Provavelmente, não! Mas como saber? Não dá para saber nem isso e sequer se
nossa espécie irá sobreviver a este século, ou mesmo a esta década, ou, quem
sabe, a esta semana, a este dia, a esta hora, tantos e tamanhos são os perigos
que nos ameaçam, sem que atentemos a eles, por não “suportarmos a realidade”.

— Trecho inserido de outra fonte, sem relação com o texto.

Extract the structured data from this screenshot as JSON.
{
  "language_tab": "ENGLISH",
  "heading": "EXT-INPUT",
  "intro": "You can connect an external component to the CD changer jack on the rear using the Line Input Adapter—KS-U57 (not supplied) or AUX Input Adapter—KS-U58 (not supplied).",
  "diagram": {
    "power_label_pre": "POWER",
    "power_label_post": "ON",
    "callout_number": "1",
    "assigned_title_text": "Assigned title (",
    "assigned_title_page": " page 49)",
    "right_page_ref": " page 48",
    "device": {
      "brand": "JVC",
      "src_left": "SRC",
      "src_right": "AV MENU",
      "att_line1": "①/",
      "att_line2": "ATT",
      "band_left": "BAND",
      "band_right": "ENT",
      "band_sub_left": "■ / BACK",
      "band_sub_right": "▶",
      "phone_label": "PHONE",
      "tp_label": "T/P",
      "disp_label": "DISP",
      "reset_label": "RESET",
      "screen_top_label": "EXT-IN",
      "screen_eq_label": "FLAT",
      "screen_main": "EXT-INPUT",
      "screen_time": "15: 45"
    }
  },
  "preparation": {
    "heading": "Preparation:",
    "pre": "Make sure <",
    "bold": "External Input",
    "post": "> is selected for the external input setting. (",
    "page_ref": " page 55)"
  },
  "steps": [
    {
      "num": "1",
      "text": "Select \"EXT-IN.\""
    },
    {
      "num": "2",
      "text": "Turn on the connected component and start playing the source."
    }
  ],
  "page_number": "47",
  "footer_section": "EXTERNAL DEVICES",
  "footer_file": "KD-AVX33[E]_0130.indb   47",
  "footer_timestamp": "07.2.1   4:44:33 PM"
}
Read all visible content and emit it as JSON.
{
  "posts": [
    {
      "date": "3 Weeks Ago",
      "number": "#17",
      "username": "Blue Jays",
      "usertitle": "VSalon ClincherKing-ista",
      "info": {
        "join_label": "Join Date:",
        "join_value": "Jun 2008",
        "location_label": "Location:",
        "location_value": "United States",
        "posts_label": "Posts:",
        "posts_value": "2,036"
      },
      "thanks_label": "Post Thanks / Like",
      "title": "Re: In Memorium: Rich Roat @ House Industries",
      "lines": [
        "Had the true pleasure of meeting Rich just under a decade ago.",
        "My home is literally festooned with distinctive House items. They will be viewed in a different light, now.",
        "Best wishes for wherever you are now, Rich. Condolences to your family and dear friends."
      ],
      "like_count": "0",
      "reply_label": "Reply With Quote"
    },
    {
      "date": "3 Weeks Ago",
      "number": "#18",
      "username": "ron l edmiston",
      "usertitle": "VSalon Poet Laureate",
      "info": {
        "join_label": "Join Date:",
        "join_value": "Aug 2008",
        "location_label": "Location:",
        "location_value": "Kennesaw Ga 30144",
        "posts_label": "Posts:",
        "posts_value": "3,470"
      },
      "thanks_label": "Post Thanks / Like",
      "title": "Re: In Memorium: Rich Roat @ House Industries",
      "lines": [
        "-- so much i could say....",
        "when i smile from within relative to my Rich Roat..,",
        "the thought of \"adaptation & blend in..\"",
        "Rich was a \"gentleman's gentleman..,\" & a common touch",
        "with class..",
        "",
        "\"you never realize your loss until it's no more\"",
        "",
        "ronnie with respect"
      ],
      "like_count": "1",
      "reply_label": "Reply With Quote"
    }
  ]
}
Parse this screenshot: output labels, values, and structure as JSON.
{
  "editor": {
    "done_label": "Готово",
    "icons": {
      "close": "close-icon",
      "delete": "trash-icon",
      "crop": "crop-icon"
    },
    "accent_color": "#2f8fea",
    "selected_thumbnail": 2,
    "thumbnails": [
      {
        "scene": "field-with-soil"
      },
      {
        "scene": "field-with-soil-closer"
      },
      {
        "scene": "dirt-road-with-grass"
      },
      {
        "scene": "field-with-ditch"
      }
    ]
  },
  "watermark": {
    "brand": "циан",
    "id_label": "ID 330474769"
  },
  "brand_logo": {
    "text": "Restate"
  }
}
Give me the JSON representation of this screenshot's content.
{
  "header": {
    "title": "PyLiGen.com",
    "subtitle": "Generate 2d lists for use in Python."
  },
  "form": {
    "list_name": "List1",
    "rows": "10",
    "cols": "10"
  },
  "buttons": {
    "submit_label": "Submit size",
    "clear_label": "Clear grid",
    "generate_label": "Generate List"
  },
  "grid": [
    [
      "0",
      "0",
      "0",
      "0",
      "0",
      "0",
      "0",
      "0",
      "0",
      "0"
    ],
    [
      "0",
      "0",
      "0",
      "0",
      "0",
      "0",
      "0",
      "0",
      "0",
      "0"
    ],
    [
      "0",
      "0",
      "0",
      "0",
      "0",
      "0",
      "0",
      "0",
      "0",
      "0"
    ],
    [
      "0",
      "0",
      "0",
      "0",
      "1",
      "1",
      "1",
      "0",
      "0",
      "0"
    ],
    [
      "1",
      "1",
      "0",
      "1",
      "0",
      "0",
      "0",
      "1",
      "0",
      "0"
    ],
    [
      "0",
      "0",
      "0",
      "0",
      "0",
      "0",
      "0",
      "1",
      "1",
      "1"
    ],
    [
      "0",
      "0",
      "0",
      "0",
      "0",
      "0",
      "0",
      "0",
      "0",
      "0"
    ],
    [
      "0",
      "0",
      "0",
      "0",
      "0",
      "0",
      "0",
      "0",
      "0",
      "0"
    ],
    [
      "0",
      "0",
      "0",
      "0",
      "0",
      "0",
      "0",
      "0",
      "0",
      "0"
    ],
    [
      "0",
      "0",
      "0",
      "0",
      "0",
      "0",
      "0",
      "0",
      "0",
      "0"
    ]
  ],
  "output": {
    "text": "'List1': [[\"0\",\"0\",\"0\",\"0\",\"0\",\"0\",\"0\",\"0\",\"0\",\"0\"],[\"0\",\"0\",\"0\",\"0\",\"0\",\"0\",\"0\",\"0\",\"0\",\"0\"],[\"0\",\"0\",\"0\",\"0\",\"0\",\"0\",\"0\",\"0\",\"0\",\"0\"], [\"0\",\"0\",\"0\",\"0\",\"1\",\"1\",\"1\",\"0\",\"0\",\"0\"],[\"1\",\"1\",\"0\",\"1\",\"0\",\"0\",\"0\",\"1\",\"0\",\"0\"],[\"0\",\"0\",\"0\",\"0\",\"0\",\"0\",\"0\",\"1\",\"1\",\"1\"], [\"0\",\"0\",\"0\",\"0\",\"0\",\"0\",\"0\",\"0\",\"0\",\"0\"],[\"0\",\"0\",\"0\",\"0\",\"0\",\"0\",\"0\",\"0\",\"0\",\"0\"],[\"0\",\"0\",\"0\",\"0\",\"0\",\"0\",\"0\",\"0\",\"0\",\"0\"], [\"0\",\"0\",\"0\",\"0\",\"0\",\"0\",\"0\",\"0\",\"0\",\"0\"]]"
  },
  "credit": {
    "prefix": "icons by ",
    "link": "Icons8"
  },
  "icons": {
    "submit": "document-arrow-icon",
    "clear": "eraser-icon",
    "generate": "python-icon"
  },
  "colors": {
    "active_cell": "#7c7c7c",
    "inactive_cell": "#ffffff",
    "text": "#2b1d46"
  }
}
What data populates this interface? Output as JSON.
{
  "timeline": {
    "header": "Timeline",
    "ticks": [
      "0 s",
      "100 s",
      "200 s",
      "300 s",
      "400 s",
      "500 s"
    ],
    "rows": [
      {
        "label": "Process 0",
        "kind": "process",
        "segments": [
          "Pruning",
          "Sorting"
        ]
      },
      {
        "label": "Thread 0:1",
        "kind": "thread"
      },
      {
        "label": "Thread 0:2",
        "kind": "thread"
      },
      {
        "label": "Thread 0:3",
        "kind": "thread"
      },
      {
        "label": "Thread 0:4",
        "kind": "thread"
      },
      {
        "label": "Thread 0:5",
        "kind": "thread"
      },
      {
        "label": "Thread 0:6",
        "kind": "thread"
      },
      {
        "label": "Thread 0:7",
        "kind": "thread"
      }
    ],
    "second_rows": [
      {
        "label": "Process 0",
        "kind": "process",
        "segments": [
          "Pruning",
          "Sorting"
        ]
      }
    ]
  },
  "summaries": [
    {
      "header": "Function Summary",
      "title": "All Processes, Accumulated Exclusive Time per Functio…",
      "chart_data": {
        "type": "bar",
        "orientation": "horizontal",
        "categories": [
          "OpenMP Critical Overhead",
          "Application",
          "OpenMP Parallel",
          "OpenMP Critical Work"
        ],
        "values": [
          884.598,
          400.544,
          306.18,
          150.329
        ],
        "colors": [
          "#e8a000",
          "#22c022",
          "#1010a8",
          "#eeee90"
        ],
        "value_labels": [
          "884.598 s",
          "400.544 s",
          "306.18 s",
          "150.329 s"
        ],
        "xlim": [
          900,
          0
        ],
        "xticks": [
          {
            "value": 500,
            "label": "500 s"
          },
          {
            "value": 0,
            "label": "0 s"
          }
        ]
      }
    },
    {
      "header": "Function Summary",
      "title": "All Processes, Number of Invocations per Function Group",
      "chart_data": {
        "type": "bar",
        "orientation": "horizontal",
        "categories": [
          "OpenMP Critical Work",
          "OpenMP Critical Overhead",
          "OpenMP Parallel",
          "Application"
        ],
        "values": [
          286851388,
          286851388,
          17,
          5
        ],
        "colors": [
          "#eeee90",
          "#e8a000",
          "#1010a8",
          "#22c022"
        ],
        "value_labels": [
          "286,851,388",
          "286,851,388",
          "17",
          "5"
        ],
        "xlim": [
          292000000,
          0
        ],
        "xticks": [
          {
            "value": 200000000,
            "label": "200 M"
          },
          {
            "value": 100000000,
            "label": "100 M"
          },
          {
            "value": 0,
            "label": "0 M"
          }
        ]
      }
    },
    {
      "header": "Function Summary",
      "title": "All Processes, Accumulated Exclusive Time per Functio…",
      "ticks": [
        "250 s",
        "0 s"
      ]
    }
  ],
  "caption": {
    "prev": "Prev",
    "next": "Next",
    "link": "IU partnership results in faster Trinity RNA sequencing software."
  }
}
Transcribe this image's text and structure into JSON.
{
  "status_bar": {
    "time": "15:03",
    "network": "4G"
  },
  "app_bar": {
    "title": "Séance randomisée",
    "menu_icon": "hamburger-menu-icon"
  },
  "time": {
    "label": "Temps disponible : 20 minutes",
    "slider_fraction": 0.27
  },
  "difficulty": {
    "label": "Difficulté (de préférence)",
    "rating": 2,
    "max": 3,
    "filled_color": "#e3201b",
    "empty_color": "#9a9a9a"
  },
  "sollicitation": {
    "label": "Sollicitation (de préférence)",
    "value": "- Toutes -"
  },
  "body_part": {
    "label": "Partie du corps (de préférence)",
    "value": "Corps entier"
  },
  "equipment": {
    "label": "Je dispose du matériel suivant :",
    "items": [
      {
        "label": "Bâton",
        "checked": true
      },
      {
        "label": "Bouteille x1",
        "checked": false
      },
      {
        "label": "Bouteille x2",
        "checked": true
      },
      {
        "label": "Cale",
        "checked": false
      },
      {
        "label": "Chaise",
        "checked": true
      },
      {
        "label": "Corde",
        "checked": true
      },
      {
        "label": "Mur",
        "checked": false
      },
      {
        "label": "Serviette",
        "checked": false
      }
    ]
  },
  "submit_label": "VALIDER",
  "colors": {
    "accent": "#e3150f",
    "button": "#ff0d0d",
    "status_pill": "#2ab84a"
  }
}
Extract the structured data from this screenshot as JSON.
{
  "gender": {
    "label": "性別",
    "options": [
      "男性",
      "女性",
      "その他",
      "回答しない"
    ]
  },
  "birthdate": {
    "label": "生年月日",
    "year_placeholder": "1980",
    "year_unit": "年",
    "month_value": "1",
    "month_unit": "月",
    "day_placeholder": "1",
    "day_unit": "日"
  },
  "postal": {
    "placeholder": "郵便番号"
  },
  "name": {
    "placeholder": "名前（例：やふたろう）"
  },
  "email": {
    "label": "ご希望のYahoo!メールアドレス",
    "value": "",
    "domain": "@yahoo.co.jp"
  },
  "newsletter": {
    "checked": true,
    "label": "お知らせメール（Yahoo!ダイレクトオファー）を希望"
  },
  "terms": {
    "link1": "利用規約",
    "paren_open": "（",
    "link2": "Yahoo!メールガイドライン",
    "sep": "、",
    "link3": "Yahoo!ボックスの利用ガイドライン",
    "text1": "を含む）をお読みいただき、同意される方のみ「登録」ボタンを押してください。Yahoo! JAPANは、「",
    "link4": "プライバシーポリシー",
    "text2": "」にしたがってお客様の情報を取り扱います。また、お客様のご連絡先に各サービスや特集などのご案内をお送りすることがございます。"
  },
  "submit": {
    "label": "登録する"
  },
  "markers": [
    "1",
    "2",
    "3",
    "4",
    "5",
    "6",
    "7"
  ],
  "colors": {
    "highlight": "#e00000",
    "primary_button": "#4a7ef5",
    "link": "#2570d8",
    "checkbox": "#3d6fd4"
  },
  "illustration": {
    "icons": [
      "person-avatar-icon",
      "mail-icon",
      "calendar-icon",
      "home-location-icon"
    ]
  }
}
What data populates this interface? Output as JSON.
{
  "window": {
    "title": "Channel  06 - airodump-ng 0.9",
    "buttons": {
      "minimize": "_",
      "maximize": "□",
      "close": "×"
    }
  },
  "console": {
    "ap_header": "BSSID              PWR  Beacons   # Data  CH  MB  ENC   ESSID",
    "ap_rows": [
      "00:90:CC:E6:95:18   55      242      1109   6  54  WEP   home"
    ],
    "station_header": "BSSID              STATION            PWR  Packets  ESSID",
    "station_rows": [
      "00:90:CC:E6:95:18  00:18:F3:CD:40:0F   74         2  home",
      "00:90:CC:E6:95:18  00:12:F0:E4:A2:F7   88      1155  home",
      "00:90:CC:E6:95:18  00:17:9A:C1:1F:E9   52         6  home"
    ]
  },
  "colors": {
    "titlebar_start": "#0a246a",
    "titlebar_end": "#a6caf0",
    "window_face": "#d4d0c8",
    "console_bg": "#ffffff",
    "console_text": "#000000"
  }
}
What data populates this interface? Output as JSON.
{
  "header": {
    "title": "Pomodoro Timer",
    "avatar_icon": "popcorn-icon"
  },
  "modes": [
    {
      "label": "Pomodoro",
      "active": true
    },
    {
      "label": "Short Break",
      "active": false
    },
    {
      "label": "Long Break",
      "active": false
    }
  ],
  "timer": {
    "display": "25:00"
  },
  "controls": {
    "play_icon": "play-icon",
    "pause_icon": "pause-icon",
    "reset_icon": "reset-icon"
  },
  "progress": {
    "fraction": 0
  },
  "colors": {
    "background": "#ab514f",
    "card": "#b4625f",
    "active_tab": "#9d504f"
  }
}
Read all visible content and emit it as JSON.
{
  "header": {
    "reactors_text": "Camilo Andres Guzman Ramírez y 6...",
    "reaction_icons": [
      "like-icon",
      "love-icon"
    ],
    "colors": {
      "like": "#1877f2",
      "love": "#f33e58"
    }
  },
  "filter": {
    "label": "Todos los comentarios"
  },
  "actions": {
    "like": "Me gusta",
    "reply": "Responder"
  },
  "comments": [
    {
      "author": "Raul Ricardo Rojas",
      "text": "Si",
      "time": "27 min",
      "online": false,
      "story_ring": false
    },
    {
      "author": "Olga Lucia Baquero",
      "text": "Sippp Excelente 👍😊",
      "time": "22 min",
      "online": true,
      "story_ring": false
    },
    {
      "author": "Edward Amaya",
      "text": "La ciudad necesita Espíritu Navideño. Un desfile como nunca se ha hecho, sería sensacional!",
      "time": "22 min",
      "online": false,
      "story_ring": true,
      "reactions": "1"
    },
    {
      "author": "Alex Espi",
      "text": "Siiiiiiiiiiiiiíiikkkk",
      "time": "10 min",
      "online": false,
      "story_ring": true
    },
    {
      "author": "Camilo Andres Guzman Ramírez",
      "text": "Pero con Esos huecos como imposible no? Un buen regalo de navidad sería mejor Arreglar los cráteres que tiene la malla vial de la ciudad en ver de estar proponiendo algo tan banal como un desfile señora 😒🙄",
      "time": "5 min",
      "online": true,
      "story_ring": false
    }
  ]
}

Como jornalista, até que tento suportá-la, depois de compreendê-la. Todavia,
não a compreendo. Aliás, não compreendo nada. Embora tenha dedicado os últimos
cinquenta anos da minha vida a tentar compreender o que sou, onde estou, qual o
motivo da minha presença neste lugar, e vai por aí afora, continuo
rigorosamente no escuro. Não entendo, sobretudo, a dor, a maldade, a violência
etc.etc.etc. e... a morte.
O homem é o único animal que tem
consciência que vai morrer. E, ainda assim, não enlouquece. Por que? Por
“dourar a pílula” da realidade. Por criar fantasias mil a propósito de outra
vida, incorpórea e imaterial, que acredita, piamente, que exista, tendo por
fundamento apenas a fé. Isto é, o acreditar, sem restrições, no improvável (e
talvez impossível), no inacreditável e provavelmente no meramente fantasioso.
Para contextualizar a citação de T. S. Eliot, partilho com você, paciente
leitor, o trecho do poema “Os Homens Ocos”, de onde a pincei:
“Entre a concepção e a criação,
entre a emoção e a resposta,
desce a sombra.
A vida é muito longa.
Entre o desejo
e o espasmo,
entre a força
e a existência,
desce a sombra.
Pois o reino é teu,
pois tua é a vida,
pois tua é...
É assim que acaba o mundo.
É assim que acaba o mundo.
É assim que acaba o mundo.
Não com um estrondo, mas com um gemido”.
Como se vê, trata-se de magna
verdade, posto que expressada com elegância e sensibilidade por quem não merece
ser esquecido. Mas que, provavelmente, o será.